Learning Greek in Constantinople, 1290s-1360s: The Evidence of the Moschopulean Manuscripts in Athens, lecture by Andrea Massimo Cuomo (Austrian Academy of Sciences), Österreichisches Archäologisches Institut, Athens, June 21, 2018, 6:00–7:00 pm
For the past three decades, historical sociolinguistics has come to profile itself as an exciting new field of study. Researchers working in this paradigm attempt to describe language use as a social phenomenon, investigating dialectical relationships between language and society. Contemporary sociolinguistic insights form the basis for these descriptions, but given the complexity of the subject, a interdisciplinary approach has been in the making, combining insights from corpus linguistics, historical linguistics, philology, and semiotics.

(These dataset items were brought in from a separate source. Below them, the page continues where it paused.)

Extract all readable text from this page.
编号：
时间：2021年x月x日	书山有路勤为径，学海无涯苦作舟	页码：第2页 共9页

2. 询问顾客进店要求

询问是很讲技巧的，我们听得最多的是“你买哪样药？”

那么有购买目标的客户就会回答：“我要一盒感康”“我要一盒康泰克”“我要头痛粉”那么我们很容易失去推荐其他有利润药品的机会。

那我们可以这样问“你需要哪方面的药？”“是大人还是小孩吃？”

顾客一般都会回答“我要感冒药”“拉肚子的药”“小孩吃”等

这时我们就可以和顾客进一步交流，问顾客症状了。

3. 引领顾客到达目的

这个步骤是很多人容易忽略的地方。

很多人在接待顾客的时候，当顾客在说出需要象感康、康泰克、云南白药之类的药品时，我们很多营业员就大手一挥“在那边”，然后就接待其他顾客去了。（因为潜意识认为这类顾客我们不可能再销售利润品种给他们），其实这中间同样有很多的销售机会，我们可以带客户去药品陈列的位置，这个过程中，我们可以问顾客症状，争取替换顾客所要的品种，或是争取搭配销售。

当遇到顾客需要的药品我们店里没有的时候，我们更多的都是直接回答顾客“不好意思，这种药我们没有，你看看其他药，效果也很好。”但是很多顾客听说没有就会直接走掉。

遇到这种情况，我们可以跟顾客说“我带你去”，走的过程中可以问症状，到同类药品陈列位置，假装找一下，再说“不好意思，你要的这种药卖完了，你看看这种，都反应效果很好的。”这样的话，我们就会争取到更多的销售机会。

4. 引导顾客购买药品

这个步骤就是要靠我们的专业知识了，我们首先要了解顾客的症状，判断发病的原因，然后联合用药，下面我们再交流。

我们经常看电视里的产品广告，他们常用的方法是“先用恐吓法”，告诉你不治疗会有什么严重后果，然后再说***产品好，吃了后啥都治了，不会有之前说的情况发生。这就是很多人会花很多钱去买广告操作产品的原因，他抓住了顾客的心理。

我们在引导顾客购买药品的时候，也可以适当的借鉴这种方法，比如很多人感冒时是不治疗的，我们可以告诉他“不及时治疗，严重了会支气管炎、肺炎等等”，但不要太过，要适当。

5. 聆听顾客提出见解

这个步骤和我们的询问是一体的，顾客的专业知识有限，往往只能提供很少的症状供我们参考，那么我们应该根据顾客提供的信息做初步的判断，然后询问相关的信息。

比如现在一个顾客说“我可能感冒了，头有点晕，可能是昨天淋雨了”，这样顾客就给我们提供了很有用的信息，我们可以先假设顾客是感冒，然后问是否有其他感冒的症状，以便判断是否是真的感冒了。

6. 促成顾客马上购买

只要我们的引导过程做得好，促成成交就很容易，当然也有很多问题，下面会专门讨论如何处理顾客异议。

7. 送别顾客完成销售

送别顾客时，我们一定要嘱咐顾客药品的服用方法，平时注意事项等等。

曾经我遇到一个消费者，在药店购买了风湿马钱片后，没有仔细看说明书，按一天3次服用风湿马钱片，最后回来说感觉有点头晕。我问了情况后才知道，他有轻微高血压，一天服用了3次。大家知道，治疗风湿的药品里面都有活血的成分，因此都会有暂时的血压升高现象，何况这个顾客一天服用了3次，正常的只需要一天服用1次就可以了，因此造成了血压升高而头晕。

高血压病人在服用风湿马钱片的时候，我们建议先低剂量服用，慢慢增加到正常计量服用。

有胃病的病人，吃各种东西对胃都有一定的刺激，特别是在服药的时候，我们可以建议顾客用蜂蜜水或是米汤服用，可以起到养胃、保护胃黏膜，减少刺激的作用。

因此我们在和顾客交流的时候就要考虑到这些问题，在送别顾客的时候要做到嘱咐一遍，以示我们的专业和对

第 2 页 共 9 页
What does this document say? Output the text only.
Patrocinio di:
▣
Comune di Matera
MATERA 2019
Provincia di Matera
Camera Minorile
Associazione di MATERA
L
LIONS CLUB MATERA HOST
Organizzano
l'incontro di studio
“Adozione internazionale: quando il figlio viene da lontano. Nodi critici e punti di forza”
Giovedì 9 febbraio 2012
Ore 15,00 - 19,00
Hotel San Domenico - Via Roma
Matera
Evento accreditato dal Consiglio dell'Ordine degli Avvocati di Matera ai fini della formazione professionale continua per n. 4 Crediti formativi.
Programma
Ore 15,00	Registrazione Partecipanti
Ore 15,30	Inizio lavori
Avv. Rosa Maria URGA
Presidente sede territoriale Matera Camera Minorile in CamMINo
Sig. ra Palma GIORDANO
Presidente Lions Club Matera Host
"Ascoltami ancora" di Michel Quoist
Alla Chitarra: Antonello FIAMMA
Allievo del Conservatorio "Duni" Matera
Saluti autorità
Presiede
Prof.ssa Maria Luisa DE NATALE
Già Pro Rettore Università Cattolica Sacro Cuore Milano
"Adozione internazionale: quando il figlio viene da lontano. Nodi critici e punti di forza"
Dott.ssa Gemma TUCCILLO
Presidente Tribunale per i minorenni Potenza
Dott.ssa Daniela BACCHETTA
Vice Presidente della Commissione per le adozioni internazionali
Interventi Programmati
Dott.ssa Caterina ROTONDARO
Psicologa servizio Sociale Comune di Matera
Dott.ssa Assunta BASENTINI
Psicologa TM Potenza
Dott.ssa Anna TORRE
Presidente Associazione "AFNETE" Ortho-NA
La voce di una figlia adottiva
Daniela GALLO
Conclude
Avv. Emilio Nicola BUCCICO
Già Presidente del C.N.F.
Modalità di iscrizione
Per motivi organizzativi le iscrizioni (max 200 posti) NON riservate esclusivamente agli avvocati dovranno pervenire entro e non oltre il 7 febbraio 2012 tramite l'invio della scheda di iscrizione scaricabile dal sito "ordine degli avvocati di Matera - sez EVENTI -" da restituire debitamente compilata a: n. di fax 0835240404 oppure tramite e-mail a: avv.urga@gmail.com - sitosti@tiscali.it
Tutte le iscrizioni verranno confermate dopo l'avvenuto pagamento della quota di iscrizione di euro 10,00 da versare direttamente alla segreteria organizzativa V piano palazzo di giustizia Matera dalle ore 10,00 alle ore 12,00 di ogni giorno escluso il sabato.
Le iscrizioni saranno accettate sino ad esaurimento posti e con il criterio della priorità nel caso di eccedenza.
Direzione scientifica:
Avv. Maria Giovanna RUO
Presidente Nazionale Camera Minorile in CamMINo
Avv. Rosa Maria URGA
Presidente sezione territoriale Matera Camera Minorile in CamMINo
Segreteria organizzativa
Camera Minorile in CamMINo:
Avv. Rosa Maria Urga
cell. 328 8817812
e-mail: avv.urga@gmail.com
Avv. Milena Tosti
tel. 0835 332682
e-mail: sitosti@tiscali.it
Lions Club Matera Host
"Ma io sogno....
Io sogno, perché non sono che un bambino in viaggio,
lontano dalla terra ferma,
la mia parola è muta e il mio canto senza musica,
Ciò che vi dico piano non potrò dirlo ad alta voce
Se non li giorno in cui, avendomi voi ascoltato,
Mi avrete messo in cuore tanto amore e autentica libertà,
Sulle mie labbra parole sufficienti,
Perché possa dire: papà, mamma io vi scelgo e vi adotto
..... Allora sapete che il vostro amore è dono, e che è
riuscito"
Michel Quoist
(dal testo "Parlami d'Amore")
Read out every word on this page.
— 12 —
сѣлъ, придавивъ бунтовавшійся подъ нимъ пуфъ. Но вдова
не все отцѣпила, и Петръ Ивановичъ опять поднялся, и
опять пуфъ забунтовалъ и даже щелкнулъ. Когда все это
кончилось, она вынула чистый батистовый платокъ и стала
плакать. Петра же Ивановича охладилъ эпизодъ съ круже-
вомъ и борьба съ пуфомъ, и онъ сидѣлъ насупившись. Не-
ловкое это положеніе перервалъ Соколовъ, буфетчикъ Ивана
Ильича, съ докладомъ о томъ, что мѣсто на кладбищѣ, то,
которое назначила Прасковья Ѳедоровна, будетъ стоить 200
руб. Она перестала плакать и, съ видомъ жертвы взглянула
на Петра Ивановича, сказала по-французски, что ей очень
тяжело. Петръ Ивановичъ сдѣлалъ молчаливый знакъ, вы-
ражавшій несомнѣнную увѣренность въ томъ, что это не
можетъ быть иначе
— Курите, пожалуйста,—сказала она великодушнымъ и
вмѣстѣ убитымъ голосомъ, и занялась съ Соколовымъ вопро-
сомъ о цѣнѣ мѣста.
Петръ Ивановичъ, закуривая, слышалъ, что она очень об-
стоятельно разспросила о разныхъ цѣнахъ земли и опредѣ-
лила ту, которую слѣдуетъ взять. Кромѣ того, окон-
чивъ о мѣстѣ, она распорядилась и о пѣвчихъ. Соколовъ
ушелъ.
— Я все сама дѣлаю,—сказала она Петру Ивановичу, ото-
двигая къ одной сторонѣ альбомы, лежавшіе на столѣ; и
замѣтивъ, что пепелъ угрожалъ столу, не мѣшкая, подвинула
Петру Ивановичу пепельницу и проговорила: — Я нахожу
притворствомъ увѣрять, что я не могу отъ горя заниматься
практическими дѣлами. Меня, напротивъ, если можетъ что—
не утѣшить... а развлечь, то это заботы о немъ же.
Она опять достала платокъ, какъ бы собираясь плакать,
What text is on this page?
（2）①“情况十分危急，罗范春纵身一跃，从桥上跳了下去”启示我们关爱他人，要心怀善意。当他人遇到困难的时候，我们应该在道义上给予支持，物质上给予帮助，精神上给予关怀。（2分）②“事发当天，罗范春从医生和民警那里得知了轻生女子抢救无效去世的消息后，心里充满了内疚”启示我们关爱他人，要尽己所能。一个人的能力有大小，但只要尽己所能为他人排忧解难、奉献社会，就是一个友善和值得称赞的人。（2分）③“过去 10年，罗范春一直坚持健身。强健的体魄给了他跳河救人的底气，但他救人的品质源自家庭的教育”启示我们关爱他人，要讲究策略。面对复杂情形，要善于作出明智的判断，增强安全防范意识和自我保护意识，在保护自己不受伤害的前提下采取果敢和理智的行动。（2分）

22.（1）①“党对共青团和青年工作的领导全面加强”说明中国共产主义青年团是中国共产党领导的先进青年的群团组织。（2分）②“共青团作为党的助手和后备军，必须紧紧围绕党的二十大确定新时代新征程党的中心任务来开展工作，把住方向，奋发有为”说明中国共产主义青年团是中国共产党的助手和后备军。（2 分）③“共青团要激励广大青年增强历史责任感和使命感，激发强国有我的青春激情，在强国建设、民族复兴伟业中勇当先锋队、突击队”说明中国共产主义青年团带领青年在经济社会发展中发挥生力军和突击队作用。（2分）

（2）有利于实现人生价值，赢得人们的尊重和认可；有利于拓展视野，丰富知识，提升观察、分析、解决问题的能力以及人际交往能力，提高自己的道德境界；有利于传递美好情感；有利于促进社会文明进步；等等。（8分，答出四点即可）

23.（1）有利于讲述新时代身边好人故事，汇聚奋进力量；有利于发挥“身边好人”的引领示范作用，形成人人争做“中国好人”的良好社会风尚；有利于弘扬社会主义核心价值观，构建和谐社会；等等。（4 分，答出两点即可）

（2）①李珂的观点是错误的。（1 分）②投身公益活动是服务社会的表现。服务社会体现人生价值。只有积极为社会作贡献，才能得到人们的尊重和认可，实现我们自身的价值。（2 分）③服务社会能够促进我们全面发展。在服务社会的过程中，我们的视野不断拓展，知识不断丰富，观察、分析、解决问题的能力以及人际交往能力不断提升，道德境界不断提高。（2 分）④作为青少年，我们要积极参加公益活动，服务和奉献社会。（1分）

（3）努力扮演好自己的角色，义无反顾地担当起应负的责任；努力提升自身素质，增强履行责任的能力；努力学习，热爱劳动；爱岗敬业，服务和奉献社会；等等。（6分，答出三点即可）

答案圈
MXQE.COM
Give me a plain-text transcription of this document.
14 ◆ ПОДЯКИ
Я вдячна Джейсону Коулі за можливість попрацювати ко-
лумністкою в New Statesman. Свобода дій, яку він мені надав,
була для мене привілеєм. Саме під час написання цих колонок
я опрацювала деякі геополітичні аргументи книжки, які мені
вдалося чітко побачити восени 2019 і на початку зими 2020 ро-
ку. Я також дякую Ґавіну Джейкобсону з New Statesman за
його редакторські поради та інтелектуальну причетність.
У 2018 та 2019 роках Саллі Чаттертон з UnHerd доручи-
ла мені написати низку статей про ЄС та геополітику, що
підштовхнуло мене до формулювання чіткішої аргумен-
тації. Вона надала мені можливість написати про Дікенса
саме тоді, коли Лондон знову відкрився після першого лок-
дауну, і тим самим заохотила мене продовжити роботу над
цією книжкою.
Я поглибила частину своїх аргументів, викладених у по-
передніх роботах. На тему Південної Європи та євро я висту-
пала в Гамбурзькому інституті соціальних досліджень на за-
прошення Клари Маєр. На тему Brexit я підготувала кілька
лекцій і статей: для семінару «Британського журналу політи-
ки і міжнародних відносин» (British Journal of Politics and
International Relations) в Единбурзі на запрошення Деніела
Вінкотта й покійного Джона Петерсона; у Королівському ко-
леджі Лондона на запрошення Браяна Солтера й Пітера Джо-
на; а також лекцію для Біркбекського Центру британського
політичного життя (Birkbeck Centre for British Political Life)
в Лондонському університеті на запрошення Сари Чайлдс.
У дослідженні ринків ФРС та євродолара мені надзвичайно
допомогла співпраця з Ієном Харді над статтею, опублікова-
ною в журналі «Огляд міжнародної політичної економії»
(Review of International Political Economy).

By presenting case studies, taken from late Byzantine grammars preserved in the libraries of Athens, this talk will focus on the value of then-current language descriptions: They help us to retrieve the original users’ linguistic and cultural competencies, leading to a new poetics, a speech-community oriented understanding of Medieval Greek texts.
Andrea Massimo Cuomo has worked as a PostDoc researcher at the Division of Byzantine Research of the Austrian Academy of Sciences in Vienna since 2012. His main areas of research include classical education in Palaeologan Byzantium, historical sociolinguistics, and late Byzantine scholia on Sophocles.